Srivastava Abhishek, Soh Reuben Chee Cheong, Ee Gerard Wen Wei, Tan Seang Beng, Tow Benjamin Phak Boon
Spine Service, Department of Orthopaedic Surgery, Singapore General Hospital, Outram Road, Singapore, 169608, Singapore.
Eur Spine J. 2014 Aug;23(8):1612-6. doi: 10.1007/s00586-014-3318-7. Epub 2014 May 7.
There is limited literature on the management of neglected healed (fused) bilateral cervical facet dislocation. The authors report a case of a middle aged male who developed a bilateral facet dislocation but only sought treatment 14 months post injury when he experienced pain and deformity in the cervical spine.
A 42-year-old male was pushed into a 1.2-m pool by accident and hit his head on the bottom. He immediately felt a sharp pain in his neck but was able to get out of the pool by himself and at the emergency department was found to have no neurological deficit. Standard trauma radiographs were performed and a grade 1 anterolisthesis of C4 on C5 was observed without any facet subluxation or dislocation. An emergent Magnetic Resonance Imaging (MRI) of the cervical spine confirmed X-ray results and in addition demonstrated injury to the posterior ligament complex and a broad-based posterior disc bulge. Computed Tomography (CT) scans revealed no facet dislocation or fractures. Unfortunately, the patient failed to come for his follow-up visits and at 14 months post injury, represented with pain and deformity with impairment of horizontal gaze. Computed tomography and MRI demonstrated a fused (bony) bilateral facet dislocation at C4/5. A cervical spine reconstruction consisting of a posterior-anterior-posterior approach was performed to address both the deformity and the pain. At 32-month follow-up, the patient remains well with no neurological symptoms, minimal neck pain and successful fusion.
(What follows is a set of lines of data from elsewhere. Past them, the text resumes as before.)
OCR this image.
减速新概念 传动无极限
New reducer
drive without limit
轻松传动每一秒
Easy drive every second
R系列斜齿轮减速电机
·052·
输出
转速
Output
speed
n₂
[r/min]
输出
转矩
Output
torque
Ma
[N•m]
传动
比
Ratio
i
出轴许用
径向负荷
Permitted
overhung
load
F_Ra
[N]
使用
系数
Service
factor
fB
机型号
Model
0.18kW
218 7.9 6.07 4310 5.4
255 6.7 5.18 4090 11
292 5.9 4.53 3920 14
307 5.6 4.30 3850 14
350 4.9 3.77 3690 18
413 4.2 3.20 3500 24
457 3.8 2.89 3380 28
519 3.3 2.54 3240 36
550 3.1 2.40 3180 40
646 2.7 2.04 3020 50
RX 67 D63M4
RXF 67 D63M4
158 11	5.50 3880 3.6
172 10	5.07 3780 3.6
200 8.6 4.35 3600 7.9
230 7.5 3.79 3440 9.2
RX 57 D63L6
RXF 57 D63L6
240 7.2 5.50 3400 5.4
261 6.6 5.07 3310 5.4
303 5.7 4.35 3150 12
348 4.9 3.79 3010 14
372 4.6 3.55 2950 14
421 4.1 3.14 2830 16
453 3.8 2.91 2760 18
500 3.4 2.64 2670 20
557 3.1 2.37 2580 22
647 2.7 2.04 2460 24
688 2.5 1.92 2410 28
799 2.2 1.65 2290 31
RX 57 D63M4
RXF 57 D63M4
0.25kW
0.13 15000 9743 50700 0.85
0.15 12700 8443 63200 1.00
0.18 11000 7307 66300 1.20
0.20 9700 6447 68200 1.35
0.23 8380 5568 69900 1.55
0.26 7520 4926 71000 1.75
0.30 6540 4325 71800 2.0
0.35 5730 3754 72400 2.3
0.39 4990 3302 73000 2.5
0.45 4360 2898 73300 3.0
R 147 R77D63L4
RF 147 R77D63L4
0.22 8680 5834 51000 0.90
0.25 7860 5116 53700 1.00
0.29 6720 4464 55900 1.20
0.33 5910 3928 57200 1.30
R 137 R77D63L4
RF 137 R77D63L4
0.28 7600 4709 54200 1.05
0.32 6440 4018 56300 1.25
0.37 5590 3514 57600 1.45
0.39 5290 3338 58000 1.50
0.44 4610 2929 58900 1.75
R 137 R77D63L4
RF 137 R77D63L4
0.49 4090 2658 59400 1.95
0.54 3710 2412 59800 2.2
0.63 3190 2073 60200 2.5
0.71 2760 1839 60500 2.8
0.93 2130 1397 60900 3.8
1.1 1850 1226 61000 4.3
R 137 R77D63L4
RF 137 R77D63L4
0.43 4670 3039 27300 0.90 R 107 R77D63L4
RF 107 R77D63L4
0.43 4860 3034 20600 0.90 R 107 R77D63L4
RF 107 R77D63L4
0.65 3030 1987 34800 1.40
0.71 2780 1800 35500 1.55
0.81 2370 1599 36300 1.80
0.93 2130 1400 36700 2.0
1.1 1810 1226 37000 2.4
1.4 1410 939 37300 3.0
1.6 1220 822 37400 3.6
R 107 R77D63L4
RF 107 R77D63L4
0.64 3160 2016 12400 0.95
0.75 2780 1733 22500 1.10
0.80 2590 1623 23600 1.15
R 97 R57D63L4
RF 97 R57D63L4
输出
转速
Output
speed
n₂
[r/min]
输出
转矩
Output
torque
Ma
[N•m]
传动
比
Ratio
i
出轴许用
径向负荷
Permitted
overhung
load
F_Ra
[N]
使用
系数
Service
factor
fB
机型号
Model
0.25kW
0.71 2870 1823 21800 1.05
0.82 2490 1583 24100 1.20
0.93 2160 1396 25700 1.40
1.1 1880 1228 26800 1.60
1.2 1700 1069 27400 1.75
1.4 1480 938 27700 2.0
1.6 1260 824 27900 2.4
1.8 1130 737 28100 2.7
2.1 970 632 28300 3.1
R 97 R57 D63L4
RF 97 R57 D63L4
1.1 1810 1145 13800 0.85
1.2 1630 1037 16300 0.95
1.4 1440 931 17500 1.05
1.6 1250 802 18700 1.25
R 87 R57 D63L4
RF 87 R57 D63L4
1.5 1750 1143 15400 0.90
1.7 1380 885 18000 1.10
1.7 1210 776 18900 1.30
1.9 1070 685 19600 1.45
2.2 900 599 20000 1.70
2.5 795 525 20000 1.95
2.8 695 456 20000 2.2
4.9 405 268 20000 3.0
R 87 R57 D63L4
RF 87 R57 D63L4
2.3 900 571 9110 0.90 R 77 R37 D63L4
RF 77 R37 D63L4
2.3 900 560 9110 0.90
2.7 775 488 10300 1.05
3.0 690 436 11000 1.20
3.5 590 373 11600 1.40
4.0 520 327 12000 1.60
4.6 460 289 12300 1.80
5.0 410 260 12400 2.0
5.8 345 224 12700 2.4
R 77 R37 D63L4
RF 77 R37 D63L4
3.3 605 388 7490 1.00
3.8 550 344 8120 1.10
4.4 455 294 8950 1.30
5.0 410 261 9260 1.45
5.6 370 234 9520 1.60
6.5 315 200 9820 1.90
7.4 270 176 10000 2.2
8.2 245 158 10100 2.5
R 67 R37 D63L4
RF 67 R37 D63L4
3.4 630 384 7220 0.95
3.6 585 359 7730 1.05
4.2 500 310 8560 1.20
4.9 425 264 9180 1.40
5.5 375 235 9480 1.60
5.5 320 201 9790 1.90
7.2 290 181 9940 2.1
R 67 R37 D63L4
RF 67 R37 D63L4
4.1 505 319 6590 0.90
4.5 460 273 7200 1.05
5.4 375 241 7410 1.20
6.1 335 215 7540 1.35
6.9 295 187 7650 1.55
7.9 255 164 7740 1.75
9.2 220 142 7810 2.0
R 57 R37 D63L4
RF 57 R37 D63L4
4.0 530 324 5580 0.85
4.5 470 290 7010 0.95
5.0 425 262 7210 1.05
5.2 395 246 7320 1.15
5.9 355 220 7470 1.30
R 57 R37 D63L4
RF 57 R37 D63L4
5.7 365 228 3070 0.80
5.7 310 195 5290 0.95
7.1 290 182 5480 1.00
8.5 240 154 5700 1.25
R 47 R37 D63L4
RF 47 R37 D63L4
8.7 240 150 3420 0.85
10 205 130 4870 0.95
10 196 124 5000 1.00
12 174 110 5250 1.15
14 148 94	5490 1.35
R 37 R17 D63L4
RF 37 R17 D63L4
Current literature does not offer a clear solution to the management of healed neglected bilateral cervical facet dislocation. The presence of circumferential bony fusion around the deformity necessitates a posterior and anterior release and subsequent stabilization to address this complex problem. We also wish to highlight the order of the reconstructive approach and the need to recognize instability of the cervical spine despite normal CT scans in order to prevent late deformity.
关于被忽视的愈合(融合)双侧颈椎小关节脱位的治疗,相关文献有限。作者报告了一例中年男性病例,该患者发生了双侧小关节脱位,但在受伤14个月后出现颈椎疼痛和畸形时才寻求治疗。
一名42岁男性意外被推入一个1.2米深的水池,头部撞到池底。他立即感到颈部剧痛,但能够自行从池中出来,在急诊科检查发现没有神经功能缺损。进行了标准的创伤X线检查,观察到C4椎体相对于C5椎体有I度前滑脱,没有任何小关节半脱位或脱位。颈椎紧急磁共振成像(MRI)证实了X线检查结果,此外还显示后韧带复合体损伤和广泛的椎间盘后凸。计算机断层扫描(CT)显示没有小关节脱位或骨折。不幸的是,患者未能前来复诊,在受伤14个月后,因疼痛、畸形和水平凝视障碍前来就诊。CT和MRI显示C4/5水平存在融合(骨性)双侧小关节脱位。采用前后联合入路进行颈椎重建,以解决畸形和疼痛问题。在32个月的随访中,患者情况良好,没有神经症状,颈部疼痛轻微,融合成功。
目前的文献对于已愈合的被忽视的双侧颈椎小关节脱位的治疗没有提供明确的解决方案。畸形周围存在环形骨融合需要进行前后松解并随后进行稳定化处理,以解决这个复杂问题。我们还希望强调重建方法的顺序以及尽管CT扫描正常但仍需认识到颈椎不稳定的必要性,以防止晚期畸形。